He knows I don’t know much about them,
these cows that rush the fence,
ram each other out of the way
as we approach in the tractor,
loader full of corn husks to leave on the ground.
My father-in-law, something of a mother cow
in human form to this herd—
manifestation of sustenance, hay and millet—
drives, works gears, while I sit hunched in the cab,
my two children balanced in my lap.
He thinks I’m a city boy, and maybe I am,
feels I should lead my family, take them to church.
He doesn’t like that I’ve been a stay-at-home dad,
something he sees as feminine work,
a role meant for his daughter.
We draw nearer the pasture,
silent in such weight.
He asks me to open the gate.
At the She-Wolf
Neither of you were quite sure what to think
when you saw the two children—naked, bronze—
suckling a bronze wolf off Broad Street, downtown Rome.
Beside your mother and me, you approached—raised eyebrows,
muffled laughter—suspicion, maybe, that this statue was some joke.
Surely others had seen it there before, approved its presence—
teats stark, sharp as blades, human mouths around them,
boys’ parts we’ve colloquially taught you were private
on full display for passing traffic.
The truth is I’ve never known what runs through your minds,
wilder than mine: Though this art would not pass
in your elementary schools, might lead to calls home
should you create something similar, surely you understand.
The truth is I remember you.
Though you stood by be, asking if you could touch the wolf,
whether you could climb it, the truth is I remember you both—
your traumatic entries into this world, emergency deliveries,
your trembling mother, wires and monitors, intravenous order,
your trouble breastfeeding at first for all this—
then the oneness, warm-blooded and placental,
when you finally sensed her, your mother,
fierce for you as a wolf.
My children, born in the watersheds
of the Etowah and Chattahoochee—
though I have fed you from bottles—
whether formula I mixed, or your mother’s milk
pumped and kept in the fridge, warmed and dripped
on my wrist to test the heat—I have no illusions
of what I’ve done. This isn’t to say it has been unimportant.
But that story of vulnerability, of nakedness
in the wilderness along the lower Tiber,
of how she found you both, drew you near her body
as the space that separated your bodies disappeared—
that story is yours and hers, told in colostrum and blood,
a story I can only know through myth,
a fable tangled as riverbank weeds,
like the one we stood before last summer,
wrapped by roads, swathed in car exhaust,
the she-wolf as sustenance and salvation,
the suggestion of some new foundation.
My Daughter Refuses to Smile
It’s most often a man who demands it
when we’re out, as it was in the grocery store aisle
one routine afternoon after I’d picked her up from school,
hauled her along on some errands.
Nothing at all wrong—a pleasant enough day,
low seventies, early spring.
But nothing, either, particularly warranting a smile,
except another day for life, breath,
thankfulness, joy, and all the rest,
though for that one might well smile forever.
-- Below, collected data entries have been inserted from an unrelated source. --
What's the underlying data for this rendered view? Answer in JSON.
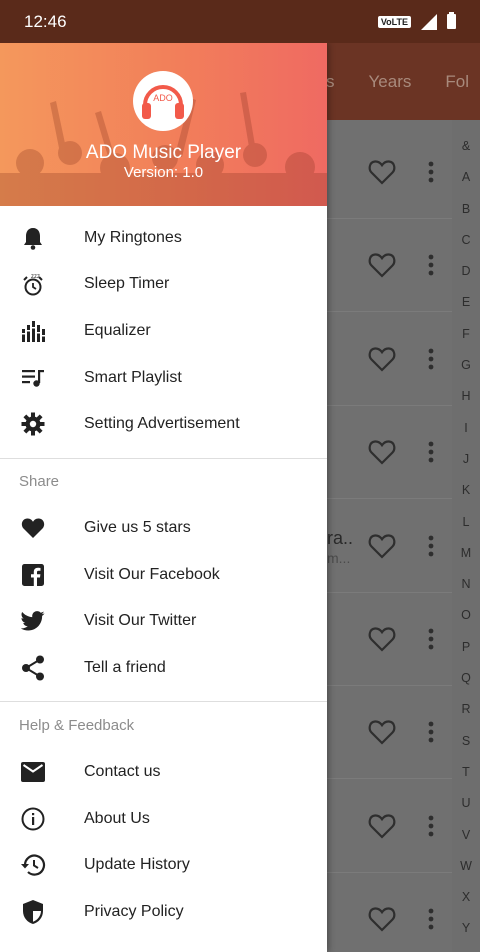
{
  "status_bar": {
    "time": "12:46",
    "network": "VoLTE"
  },
  "app": {
    "tabs": [
      "s",
      "Years",
      "Fol"
    ],
    "rows": [
      {
        "title": "",
        "subtitle": ""
      },
      {
        "title": "",
        "subtitle": ""
      },
      {
        "title": "",
        "subtitle": ""
      },
      {
        "title": "",
        "subtitle": ""
      },
      {
        "title": "ra..",
        "subtitle": "m..."
      },
      {
        "title": "",
        "subtitle": ""
      },
      {
        "title": "",
        "subtitle": ""
      },
      {
        "title": "",
        "subtitle": ""
      },
      {
        "title": "",
        "subtitle": ""
      }
    ],
    "alphabet": [
      "&",
      "A",
      "B",
      "C",
      "D",
      "E",
      "F",
      "G",
      "H",
      "I",
      "J",
      "K",
      "L",
      "M",
      "N",
      "O",
      "P",
      "Q",
      "R",
      "S",
      "T",
      "U",
      "V",
      "W",
      "X",
      "Y"
    ]
  },
  "drawer": {
    "header": {
      "logo_text": "ADO",
      "app_name": "ADO Music Player",
      "version": "Version: 1.0"
    },
    "main_items": [
      {
        "label": "My Ringtones",
        "icon": "bell-icon"
      },
      {
        "label": "Sleep Timer",
        "icon": "alarm-clock-icon"
      },
      {
        "label": "Equalizer",
        "icon": "equalizer-icon"
      },
      {
        "label": "Smart Playlist",
        "icon": "playlist-icon"
      },
      {
        "label": "Setting Advertisement",
        "icon": "gear-icon"
      }
    ],
    "share_title": "Share",
    "share_items": [
      {
        "label": "Give us 5 stars",
        "icon": "heart-icon"
      },
      {
        "label": "Visit Our Facebook",
        "icon": "facebook-icon"
      },
      {
        "label": "Visit Our Twitter",
        "icon": "twitter-icon"
      },
      {
        "label": "Tell a friend",
        "icon": "share-icon"
      }
    ],
    "help_title": "Help & Feedback",
    "help_items": [
      {
        "label": "Contact us",
        "icon": "mail-icon"
      },
      {
        "label": "About Us",
        "icon": "info-icon"
      },
      {
        "label": "Update History",
        "icon": "history-icon"
      },
      {
        "label": "Privacy Policy",
        "icon": "shield-icon"
      }
    ]
  }
}
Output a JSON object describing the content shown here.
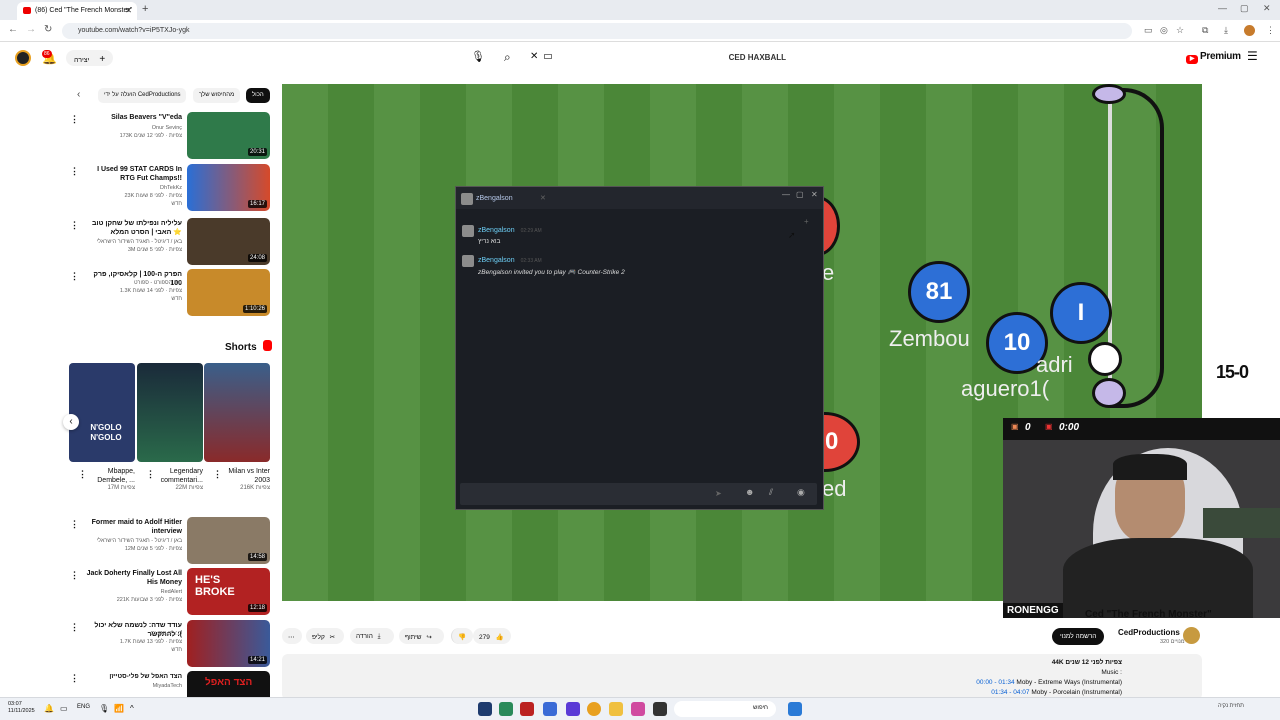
{
  "browser": {
    "tab_title": "(86) Ced \"The French Monster\"",
    "url": "youtube.com/watch?v=iP5TXJo-ygk"
  },
  "header": {
    "notif_count": "86",
    "create_label": "יצירה",
    "search_query": "CED HAXBALL",
    "premium_label": "Premium"
  },
  "chips": [
    "הכול",
    "מהחיפוש שלך",
    "הועלה על ידי CedProductions"
  ],
  "recommendations": [
    {
      "title": "Silas Beavers \"V\"eda",
      "channel": "Onur Sevinç",
      "meta": "173K צפיות · לפני 12 שנים",
      "duration": "20:31",
      "thumb": "#2f7a4a"
    },
    {
      "title": "I Used 99 STAT CARDS In RTG Fut Champs!!",
      "channel": "DhTekKz",
      "meta": "23K צפיות · לפני 8 שעות",
      "badge": "חדש",
      "duration": "16:17",
      "thumb": "#2a6fd6"
    },
    {
      "title": "עליליה ונפילתו של שחקן טוב האבי | הסרט המלא ⭐",
      "channel": "באן / דיגיטל - תאגיד השידור הישראלי",
      "meta": "3M צפיות · לפני 5 שנים",
      "duration": "24:08",
      "thumb": "#4a3a2a"
    },
    {
      "title": "הפרק ה-100 | קלאסיקו, פרק 100",
      "channel": "בית הספורט - ספורט",
      "meta": "1.3K צפיות · לפני 14 שעות",
      "badge": "חדש",
      "duration": "1:10:26",
      "thumb": "#c88a2a"
    },
    {
      "title": "Former maid to Adolf Hitler interview",
      "channel": "באן / דיגיטל - תאגיד השידור הישראלי",
      "meta": "12M צפיות · לפני 5 שנים",
      "duration": "14:58",
      "thumb": "#8a7a66"
    },
    {
      "title": "Jack Doherty Finally Lost All His Money",
      "channel": "RedAlert",
      "meta": "221K צפיות · לפני 3 שבועות",
      "duration": "12:18",
      "thumb": "#b22222"
    },
    {
      "title": "עודד שדה: לנשמה שלא יכול להתקשר :(",
      "channel": "CLIPS S.V.Q",
      "meta": "1.7K צפיות · לפני 13 שעות",
      "badge": "חדש",
      "duration": "14:21",
      "thumb": "#3a5a9a"
    },
    {
      "title": "הצד האפל של פלי-סטייזן",
      "channel": "MiyadaTech",
      "meta": "",
      "duration": "",
      "thumb": "#111111"
    }
  ],
  "shorts": {
    "title": "Shorts",
    "items": [
      {
        "title": "Milan vs Inter 2003",
        "views": "216K צפיות",
        "color": "#3a5f8a"
      },
      {
        "title": "Legendary commentari...",
        "views": "22M צפיות",
        "color": "#1a4a2a"
      },
      {
        "title": "Mbappe, Dembele, ...",
        "views": "17M צפיות",
        "color": "#2a3a6a",
        "overlay": "N'GOLO N'GOLO"
      }
    ]
  },
  "player": {
    "overlay_score": "15-0",
    "balls": [
      "81",
      "10",
      "20",
      "I"
    ],
    "names": [
      "Zembou",
      "adri",
      "aguero1(",
      "e",
      "ed"
    ]
  },
  "chat": {
    "window_title": "zBengalson",
    "messages": [
      {
        "name": "zBengalson",
        "time": "02:29 AM",
        "text": "בוא נריץ"
      },
      {
        "name": "zBengalson",
        "time": "02:33 AM",
        "text": "zBengalson invited you to play 🎮 Counter-Strike 2"
      }
    ]
  },
  "stream": {
    "label": "RONENGG",
    "hud_left": "0",
    "hud_timer": "0:00"
  },
  "video": {
    "title": "Ced \"The French Monster\"",
    "channel": "CedProductions",
    "subs": "320 מנויים",
    "subscribe": "הרשמה למנוי",
    "likes": "279",
    "share": "שיתוף",
    "download": "הורדה",
    "clip": "קליפ",
    "desc_views": "44K צפיות  לפני 12 שנים",
    "desc_music": "Music :",
    "desc_lines": [
      {
        "ts": "00:00 - 01:34",
        "text": " Moby - Extreme Ways (Instrumental)"
      },
      {
        "ts": "01:34 - 04:07",
        "text": " Moby - Porcelain (Instrumental)"
      }
    ]
  },
  "taskbar": {
    "time": "03:07",
    "date": "11/11/2025",
    "lang": "ENG",
    "search": "חיפוש",
    "weather": "תחזית נקיה"
  }
}
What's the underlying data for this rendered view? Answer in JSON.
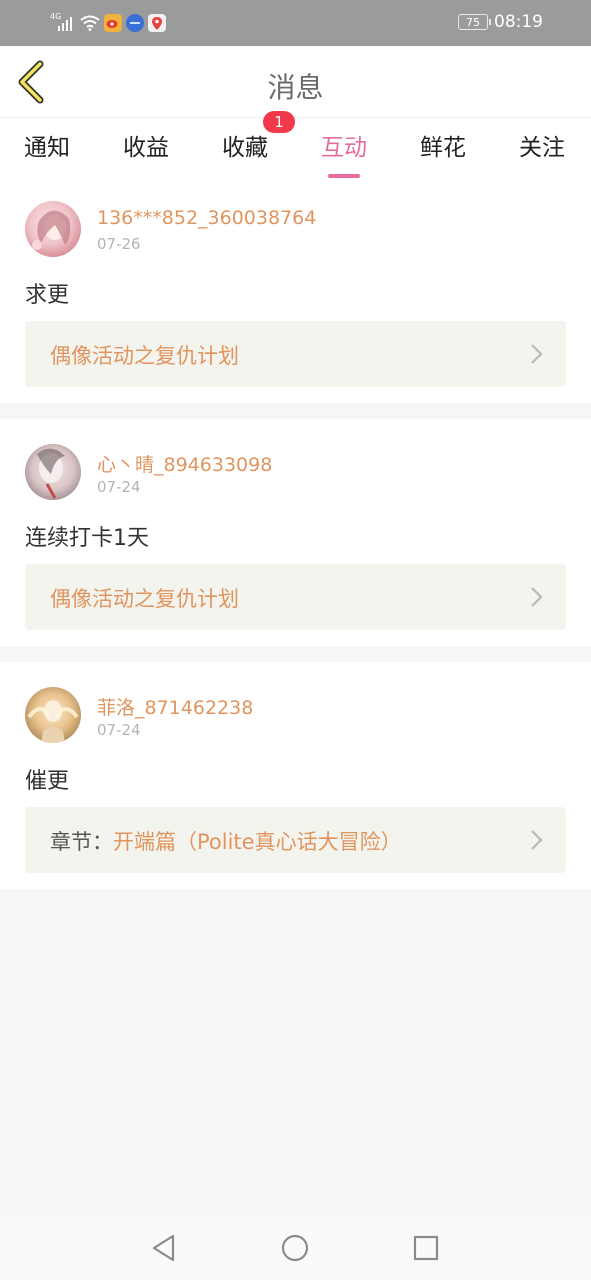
{
  "status_bar": {
    "network": "4G",
    "battery": "75",
    "time": "08:19",
    "app_icons": [
      "weibo-icon",
      "blue-app-icon",
      "map-pin-icon"
    ]
  },
  "header": {
    "title": "消息"
  },
  "tabs": [
    {
      "label": "通知"
    },
    {
      "label": "收益"
    },
    {
      "label": "收藏",
      "badge": "1"
    },
    {
      "label": "互动",
      "active": true
    },
    {
      "label": "鲜花"
    },
    {
      "label": "关注"
    }
  ],
  "messages": [
    {
      "username": "136***852_360038764",
      "date": "07-26",
      "text": "求更",
      "link_prefix": "",
      "link_text": "偶像活动之复仇计划"
    },
    {
      "username": "心丶晴_894633098",
      "date": "07-24",
      "text": "连续打卡1天",
      "link_prefix": "",
      "link_text": "偶像活动之复仇计划"
    },
    {
      "username": "菲洛_871462238",
      "date": "07-24",
      "text": "催更",
      "link_prefix": "章节：",
      "link_text": "开端篇（Polite真心话大冒险）"
    }
  ],
  "colors": {
    "accent": "#e46c9e",
    "username": "#e0955f",
    "badge": "#f2394a",
    "link_bg": "#f4f4ee"
  }
}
I certainly don’t recall smiling
as I scanned the stock of granola bars,
grabbed a box on sale, tossed it in the buggy
beside my daughter. Pretty little girl,
the stranger said, passing by.
Wish she’d smile, though.
She didn’t, of course, and if anything
her expression shifted
from one fully fitting minding one’s own business
at a Kroger on a weekday afternoon,
to more of a glare—
her preschool perfection of an eat-shit-and-die stare—
and the only one left smiling was me.